I am working on a web scraping project and I have to work through a series of log-in pages before I can get to the data I want. My app is basically duplicating the HTTPS requests that are sent by a browser when I use the site conventionally. To help with this I am tracing the requests & responses generated by a browser.

At one point an HTTPS GET produces a 302 response which has me confused. As I understand it, the 302 response should specify an alternative URL in the location field, and the GET should be re-submitted to the new URL. However, the Location field in the 302 response is an exact match to the URL used in the original GET. What is happening here?

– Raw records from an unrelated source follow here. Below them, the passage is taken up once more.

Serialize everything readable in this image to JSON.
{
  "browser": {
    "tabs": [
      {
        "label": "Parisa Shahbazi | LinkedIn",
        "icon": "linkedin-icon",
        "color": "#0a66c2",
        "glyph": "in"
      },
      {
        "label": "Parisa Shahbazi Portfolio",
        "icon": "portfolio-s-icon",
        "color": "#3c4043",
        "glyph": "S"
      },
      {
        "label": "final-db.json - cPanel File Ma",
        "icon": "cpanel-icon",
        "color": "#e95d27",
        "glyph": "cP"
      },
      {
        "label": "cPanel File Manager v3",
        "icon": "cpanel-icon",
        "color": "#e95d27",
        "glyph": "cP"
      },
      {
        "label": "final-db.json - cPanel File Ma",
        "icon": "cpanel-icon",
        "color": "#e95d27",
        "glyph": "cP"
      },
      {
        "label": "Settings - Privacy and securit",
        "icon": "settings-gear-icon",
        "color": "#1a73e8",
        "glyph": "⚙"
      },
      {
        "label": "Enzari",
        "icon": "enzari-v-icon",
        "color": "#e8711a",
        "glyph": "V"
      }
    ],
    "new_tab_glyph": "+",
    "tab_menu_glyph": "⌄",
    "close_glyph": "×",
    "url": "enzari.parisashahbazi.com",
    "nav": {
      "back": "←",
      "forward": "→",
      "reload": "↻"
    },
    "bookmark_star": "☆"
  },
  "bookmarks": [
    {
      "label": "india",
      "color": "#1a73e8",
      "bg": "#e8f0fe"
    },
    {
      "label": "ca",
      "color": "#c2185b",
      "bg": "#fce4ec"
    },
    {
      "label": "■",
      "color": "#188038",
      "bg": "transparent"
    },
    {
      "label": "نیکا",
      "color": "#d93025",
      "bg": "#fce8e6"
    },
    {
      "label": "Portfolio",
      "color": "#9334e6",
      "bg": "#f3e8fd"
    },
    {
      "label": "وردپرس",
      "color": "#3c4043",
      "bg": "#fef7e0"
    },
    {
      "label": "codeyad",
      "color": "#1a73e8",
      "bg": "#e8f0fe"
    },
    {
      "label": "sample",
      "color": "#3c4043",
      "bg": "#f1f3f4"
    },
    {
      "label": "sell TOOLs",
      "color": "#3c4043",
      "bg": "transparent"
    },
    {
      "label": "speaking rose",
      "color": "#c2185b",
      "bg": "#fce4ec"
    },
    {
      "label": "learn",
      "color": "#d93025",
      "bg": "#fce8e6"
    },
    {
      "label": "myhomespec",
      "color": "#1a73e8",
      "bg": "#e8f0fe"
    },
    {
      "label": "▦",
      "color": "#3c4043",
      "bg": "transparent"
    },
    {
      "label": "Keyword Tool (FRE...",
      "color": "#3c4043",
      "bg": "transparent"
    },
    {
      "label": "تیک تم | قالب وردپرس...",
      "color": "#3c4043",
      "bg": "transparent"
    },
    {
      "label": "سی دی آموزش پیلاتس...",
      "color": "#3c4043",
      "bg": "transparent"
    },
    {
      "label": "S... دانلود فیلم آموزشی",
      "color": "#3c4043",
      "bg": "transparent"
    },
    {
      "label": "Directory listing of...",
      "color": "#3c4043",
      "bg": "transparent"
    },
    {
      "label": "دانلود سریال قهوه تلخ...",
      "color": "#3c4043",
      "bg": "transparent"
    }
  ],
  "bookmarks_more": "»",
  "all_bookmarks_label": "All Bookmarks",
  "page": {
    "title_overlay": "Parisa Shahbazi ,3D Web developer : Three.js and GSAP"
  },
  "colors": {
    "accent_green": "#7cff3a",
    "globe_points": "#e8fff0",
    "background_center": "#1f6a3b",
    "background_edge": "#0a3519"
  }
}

When I trace the data sent & received by a browser going though this sequence, it does indeed re-submit the GET. However, because the location field in the 302 response matches the URL used in the original GET, the two GETs look the same. The response is different though. The first produces a 302 response and the second produces a 200 code. Now I could just blindly do the same thing in my software but that seems risky. If I don't understand what is going on I am unlikely to produce a robust aplication and I am concerned it could break at this point. Can someone help me understand?

What is happening here?

Could be anything. Faulty redirect, some session code playing tricks, hard to say. If the website tells you to redirect, follow it (whether or not the URL is the same).

Aha! Spotted it. Partly dumb code by whoever wrote the web page and partly my own blindness. There IS a difference between the new location and the original URL. The original was:
https://www.somewhere.com/something
and the new location is:
https://www.somewhere.com/something/
So the original author had omitted the trailing backslash. Anyway I am happy now that I understand what is happening, even though it is something stupid.